Another secret? Seriously, probably the best sex of my life was during my nursing days. Why? Again, the mystery of live boobs. Your whole body just feels more alive, more sensitive, more responsive. If something felt good, everything felt good….. I don’t think it’s possible to get close to that feeling again. And no, I didn’t douse the room in mothers milk. They do not spray like fire hoses when stimulated….they can be controlled!

By the way. Breast milk tastes good. Is it weird that I know that? Of course I tasted it, I wanted to know what they were tasting. It’s kind of sweet, not disgusting at all. I can’t imagine any baby willingly drinking formula after getting breast milk first, especially if they’ve gotten it for many months.

I was at Target recently with my two little ones, the oldest saw the breast pump aisle. “Hey mom, remember when we got those for your boobs?” He used to want to pump with me, I would have to let him put the pump on his chest for a bit, then switch back to mine. It was adorable. Obviously, it was also memorable for him.

I look back on my experiences with nursing and pumping, how my first time around I was so modest, going to a separate room or keeping my shirt over everything I was doing…..trying to spare my older kids any embarrassment. By the second baby, I think the image of moms boobs was burned in everyone’s memories. I pumped all the time, and didn’t have time to care about privacy. I cut holes in my bra’s to wear the pump and keep my hands free. When nursing, I quickly learned how to do most things with a baby latched on, as long as I had one free hand, I was good to go.

I’m glad I breastfed. I’m sorry I didn’t try harder with my older kids, but I feel they are still ok, even if a few IQ points short of their full potential 🙂   I applaud the moms who are so much better at it than I was, who nurse longer and can actually relax enough to enjoy it.
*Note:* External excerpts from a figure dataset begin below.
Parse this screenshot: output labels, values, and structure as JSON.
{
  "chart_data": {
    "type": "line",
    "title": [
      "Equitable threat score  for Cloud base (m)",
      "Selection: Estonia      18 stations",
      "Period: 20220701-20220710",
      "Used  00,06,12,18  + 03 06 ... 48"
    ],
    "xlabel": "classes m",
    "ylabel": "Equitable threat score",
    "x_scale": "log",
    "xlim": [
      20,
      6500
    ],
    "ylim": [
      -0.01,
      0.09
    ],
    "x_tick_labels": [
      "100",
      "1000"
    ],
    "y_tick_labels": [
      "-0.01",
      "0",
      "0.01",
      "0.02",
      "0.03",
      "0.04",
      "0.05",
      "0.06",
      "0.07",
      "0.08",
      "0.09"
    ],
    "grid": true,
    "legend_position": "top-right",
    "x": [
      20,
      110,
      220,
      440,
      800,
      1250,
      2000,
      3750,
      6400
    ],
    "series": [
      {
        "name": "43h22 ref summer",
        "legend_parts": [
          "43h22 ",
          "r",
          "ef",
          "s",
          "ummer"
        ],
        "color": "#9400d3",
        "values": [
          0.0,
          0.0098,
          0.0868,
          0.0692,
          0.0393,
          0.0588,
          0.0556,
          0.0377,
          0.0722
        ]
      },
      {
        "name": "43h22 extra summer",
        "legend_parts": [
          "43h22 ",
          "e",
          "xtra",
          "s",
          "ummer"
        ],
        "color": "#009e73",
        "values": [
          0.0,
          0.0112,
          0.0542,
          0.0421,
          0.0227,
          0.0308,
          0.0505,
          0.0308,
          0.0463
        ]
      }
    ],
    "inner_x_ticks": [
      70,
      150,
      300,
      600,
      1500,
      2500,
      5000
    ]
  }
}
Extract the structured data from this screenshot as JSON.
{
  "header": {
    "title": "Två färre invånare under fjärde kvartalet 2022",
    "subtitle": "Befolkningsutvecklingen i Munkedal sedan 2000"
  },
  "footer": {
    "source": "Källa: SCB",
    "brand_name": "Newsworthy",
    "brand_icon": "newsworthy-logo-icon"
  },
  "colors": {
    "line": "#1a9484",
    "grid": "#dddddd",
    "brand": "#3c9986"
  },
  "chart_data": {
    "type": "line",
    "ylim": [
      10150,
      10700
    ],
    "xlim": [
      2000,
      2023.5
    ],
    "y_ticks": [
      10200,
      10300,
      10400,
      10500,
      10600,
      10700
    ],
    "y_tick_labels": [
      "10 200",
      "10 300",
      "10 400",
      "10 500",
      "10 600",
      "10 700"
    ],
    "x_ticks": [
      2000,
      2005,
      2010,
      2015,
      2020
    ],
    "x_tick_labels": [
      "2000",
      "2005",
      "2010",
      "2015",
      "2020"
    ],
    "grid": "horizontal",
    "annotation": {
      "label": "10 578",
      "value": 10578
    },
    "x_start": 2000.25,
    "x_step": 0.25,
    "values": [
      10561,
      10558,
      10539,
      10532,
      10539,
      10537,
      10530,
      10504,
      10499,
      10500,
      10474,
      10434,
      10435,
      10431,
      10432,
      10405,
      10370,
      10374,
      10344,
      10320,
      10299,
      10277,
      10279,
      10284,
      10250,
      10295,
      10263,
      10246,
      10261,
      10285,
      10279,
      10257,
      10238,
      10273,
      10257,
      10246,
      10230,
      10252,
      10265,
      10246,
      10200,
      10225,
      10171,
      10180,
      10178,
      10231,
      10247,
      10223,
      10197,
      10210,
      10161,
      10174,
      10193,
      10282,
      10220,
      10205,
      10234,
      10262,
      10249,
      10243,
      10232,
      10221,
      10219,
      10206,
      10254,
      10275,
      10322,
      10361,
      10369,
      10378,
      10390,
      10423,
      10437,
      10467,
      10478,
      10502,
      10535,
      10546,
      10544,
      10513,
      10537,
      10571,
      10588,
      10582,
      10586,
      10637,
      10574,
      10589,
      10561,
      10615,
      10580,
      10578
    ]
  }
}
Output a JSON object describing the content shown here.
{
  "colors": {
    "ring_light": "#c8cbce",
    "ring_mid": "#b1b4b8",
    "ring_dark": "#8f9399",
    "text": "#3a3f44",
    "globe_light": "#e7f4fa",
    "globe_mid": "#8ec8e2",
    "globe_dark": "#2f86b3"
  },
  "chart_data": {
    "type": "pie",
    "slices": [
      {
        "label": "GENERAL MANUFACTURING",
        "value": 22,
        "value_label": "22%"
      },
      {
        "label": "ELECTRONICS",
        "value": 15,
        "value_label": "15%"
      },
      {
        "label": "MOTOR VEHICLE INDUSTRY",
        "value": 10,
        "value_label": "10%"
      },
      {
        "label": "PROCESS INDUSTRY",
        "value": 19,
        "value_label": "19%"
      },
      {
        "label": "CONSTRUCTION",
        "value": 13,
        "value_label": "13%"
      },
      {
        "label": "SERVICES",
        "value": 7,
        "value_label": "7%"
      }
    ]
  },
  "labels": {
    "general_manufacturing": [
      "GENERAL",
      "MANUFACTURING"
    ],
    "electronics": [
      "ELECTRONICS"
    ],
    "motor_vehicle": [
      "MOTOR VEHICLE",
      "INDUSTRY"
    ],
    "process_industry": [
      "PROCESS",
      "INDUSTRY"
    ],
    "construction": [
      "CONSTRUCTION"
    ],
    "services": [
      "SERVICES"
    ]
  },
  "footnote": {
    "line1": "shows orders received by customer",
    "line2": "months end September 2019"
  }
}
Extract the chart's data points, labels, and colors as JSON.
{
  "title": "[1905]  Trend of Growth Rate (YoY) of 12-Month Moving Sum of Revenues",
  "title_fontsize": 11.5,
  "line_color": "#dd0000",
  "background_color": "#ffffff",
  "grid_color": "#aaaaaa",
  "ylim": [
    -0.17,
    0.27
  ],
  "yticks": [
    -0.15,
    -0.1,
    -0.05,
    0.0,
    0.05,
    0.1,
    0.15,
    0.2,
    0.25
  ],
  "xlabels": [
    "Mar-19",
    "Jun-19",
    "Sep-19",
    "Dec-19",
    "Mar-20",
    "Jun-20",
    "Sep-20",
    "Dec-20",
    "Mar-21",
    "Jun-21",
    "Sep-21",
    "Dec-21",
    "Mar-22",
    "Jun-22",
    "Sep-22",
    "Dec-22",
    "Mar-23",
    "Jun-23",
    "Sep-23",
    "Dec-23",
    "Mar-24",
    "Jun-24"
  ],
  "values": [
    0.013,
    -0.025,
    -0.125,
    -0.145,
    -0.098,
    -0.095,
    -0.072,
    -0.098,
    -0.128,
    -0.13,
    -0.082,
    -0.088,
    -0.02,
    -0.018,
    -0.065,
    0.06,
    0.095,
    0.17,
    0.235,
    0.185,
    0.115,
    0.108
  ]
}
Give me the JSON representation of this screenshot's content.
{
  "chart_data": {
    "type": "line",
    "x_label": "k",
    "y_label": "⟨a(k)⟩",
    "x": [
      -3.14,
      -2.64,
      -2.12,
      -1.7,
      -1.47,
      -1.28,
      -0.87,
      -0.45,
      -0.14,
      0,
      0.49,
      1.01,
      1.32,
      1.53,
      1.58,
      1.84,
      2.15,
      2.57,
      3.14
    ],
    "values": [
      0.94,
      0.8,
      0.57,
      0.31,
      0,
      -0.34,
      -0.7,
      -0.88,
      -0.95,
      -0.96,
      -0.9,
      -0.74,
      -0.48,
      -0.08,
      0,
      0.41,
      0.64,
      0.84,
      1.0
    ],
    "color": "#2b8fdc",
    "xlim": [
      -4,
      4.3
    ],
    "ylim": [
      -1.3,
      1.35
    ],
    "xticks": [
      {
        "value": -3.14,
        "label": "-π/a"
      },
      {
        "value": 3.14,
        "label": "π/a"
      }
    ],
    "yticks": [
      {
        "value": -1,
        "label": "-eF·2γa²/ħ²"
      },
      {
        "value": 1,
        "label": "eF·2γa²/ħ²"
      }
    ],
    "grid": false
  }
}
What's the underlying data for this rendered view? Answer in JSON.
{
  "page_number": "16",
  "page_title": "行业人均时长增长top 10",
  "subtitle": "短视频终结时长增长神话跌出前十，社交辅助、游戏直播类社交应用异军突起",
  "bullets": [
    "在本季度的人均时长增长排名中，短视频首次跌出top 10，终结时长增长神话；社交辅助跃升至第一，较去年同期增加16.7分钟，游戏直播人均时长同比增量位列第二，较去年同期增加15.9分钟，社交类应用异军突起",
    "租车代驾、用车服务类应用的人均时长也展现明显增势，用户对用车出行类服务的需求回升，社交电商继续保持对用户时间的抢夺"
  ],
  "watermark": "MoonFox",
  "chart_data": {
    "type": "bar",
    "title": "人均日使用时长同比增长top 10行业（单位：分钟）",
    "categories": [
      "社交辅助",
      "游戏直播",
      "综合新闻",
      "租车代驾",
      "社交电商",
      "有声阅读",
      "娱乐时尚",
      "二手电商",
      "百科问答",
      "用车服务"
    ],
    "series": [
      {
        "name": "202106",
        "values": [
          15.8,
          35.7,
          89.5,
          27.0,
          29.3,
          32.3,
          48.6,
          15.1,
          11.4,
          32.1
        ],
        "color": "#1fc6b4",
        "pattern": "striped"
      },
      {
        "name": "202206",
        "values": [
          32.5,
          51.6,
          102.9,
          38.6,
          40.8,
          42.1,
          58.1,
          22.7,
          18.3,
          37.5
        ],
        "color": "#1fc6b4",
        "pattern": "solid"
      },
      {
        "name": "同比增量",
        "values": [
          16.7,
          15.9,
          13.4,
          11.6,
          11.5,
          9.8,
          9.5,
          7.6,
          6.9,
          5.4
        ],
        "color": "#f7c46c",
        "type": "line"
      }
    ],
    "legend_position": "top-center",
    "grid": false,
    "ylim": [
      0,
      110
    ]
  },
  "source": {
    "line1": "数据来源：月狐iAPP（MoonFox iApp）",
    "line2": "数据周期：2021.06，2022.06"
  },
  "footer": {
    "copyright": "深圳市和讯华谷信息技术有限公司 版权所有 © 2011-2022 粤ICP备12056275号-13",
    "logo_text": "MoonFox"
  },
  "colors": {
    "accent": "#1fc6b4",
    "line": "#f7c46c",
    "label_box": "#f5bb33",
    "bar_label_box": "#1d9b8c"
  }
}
I always wished for ounce markings on my boobs, and worried incessantly that the baby might always be hungry ’cause who knew how much he was really getting??!

It is satisfying to know that you are keeping that baby alive, and thriving all by yourself…..and it is much easier to hold a baby to your chest in the middle of the night than to venture downstairs to heat up a bottle….but ultimately whatever works for you will work for your baby. My God, I thrived drinking formula in a haze of second hand smoke ’cause for some reason no one knew any better back then!

If you do nurse, you’ll see what I mean about the live boobs. Kind of cool, kind of freaky….. and if you choose to bind those suckers as soon as  you are home from the hospital, I won’t judge you.